Schisandrin B: A Double-Edged Sword in Nonalcoholic Fatty Liver Disease

Figure 1

The pathogenesis of nonalcoholic fatty liver disease (NAFLD). The percentage shown along the arrow indicates the prevalence of the pathogenesis leading to the next stage of NAFLD. Hallmarks and important features of each stage of NAFLD are indicated. Insulin resistance is an important pathological factor for the development of hepatic steatosis (a benign stage of NAFLD), presumably due to the induction of hepatic de novo lipogenesis as well as lipolysis of adipose tissue.
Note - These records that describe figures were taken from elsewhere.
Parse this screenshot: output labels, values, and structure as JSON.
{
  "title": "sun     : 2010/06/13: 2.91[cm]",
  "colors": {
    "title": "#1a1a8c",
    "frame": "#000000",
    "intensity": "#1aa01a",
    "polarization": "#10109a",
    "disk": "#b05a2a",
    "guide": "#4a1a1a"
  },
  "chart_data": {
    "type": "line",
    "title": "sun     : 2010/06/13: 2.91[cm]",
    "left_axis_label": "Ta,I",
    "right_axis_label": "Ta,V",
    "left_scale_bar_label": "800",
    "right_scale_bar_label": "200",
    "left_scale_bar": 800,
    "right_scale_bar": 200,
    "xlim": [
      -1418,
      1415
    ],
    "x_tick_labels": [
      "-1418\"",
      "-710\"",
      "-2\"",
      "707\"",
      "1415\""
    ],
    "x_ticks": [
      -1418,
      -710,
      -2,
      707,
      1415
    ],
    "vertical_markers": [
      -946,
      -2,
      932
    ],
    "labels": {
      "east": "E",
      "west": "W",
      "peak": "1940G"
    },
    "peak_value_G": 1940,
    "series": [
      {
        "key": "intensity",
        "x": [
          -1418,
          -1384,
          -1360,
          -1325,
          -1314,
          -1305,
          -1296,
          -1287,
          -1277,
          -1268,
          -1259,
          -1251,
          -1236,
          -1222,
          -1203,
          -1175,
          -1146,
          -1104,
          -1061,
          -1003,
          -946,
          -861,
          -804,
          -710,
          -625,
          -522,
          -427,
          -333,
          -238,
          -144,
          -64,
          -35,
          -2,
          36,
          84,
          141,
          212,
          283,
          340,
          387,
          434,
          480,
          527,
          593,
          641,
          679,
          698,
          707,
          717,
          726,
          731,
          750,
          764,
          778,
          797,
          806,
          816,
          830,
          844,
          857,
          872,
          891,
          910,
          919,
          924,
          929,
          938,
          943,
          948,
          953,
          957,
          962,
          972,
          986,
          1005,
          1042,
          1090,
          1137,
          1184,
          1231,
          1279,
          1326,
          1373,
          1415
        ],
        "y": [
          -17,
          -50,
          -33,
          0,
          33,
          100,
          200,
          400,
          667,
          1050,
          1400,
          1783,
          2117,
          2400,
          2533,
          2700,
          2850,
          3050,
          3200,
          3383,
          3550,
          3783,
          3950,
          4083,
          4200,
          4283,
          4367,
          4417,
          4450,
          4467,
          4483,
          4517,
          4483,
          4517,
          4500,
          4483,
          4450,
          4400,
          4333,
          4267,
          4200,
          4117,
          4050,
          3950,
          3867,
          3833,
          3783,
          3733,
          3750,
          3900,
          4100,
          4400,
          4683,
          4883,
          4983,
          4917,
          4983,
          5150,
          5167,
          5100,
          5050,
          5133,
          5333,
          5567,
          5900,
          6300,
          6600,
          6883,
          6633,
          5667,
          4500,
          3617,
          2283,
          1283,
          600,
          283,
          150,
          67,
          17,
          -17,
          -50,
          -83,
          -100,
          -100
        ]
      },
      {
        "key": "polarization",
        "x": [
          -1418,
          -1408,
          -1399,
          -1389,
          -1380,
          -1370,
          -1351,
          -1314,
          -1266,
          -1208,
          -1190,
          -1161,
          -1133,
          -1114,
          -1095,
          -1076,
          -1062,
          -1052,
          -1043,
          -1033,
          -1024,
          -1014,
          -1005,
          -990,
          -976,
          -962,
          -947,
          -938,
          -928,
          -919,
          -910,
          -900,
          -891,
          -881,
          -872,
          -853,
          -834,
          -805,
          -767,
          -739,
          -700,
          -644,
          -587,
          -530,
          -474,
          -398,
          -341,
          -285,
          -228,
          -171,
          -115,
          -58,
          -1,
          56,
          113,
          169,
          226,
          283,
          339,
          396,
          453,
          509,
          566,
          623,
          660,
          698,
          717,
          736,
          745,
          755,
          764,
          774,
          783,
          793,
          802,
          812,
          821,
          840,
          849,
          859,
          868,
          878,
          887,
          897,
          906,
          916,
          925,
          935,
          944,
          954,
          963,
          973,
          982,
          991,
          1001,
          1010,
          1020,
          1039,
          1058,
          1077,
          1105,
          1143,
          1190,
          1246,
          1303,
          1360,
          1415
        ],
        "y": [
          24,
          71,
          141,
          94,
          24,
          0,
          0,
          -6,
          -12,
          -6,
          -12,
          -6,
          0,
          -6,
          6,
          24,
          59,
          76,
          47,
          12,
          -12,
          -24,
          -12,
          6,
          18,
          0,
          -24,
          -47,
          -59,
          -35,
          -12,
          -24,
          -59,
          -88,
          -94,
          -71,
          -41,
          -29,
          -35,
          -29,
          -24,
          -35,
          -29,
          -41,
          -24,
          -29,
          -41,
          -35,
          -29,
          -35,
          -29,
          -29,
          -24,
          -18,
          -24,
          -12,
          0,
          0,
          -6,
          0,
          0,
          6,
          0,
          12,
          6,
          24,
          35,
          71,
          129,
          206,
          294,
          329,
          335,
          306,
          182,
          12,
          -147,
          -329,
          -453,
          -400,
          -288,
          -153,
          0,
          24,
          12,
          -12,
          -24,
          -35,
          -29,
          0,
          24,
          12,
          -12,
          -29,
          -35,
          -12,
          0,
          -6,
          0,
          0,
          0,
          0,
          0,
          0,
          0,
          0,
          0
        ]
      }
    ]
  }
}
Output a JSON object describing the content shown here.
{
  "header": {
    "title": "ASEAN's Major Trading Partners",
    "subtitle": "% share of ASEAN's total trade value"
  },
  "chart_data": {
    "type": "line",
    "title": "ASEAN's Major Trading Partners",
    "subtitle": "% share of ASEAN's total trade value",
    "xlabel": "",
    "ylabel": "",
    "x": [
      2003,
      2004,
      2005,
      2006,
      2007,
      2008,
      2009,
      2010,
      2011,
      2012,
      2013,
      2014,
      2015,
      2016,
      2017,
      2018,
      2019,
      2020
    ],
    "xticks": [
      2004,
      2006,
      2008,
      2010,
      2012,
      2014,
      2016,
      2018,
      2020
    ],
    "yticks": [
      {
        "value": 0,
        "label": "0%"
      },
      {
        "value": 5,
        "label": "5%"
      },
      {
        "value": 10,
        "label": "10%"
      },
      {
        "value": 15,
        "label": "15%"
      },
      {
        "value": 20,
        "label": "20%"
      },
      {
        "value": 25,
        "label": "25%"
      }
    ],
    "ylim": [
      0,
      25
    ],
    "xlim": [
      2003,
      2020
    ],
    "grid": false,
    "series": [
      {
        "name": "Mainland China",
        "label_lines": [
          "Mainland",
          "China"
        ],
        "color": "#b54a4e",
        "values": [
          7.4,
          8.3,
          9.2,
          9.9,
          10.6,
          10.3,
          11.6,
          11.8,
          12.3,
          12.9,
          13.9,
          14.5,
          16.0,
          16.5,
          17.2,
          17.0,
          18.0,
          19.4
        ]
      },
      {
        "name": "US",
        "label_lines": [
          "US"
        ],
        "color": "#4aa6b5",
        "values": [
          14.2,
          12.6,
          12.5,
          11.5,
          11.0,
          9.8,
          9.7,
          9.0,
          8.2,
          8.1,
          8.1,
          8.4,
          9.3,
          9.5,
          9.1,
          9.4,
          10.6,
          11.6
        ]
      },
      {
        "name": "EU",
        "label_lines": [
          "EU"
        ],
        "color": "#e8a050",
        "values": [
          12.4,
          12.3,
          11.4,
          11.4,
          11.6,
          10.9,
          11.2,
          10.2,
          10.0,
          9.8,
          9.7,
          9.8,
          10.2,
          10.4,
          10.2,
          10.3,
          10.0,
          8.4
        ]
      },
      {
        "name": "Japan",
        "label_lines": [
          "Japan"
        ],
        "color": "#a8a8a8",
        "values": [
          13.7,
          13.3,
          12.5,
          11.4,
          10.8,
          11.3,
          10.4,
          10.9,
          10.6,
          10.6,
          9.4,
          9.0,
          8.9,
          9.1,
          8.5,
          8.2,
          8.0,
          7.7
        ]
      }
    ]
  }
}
Key enzymes involved in these processes are indicated (in pink box). Changes in the profile of adipokines and cytokine, dysbiosis of gut microbiota, hepatic oxidative stress/inflammation, and endoplasmic reticulum ER stress are regarded as the “multiple parallel hits” of the pathogenesis of NASH from hepatic steatosis. Key factors involved in the pathogenesis are indicated (in orange box). SREBP1: sterol regulatory element-binding protein-1; ACC: acetyl-CoA carboxylase; FAS: fatty acid synthase; ATGL: adipose triglyceride lipase; HSL: hormone-sensitive lipase; GI tract: gastrointestinal tract; TNF-α: tumor necrosis factor-α; IL-6: interleukin-6; ROS: reactive oxygen species; ER: endoplasmic reticulum; PDGF: platelet-derived growth factor; TGF-β: transforming growth factor-β; ECM: extracellular matrix.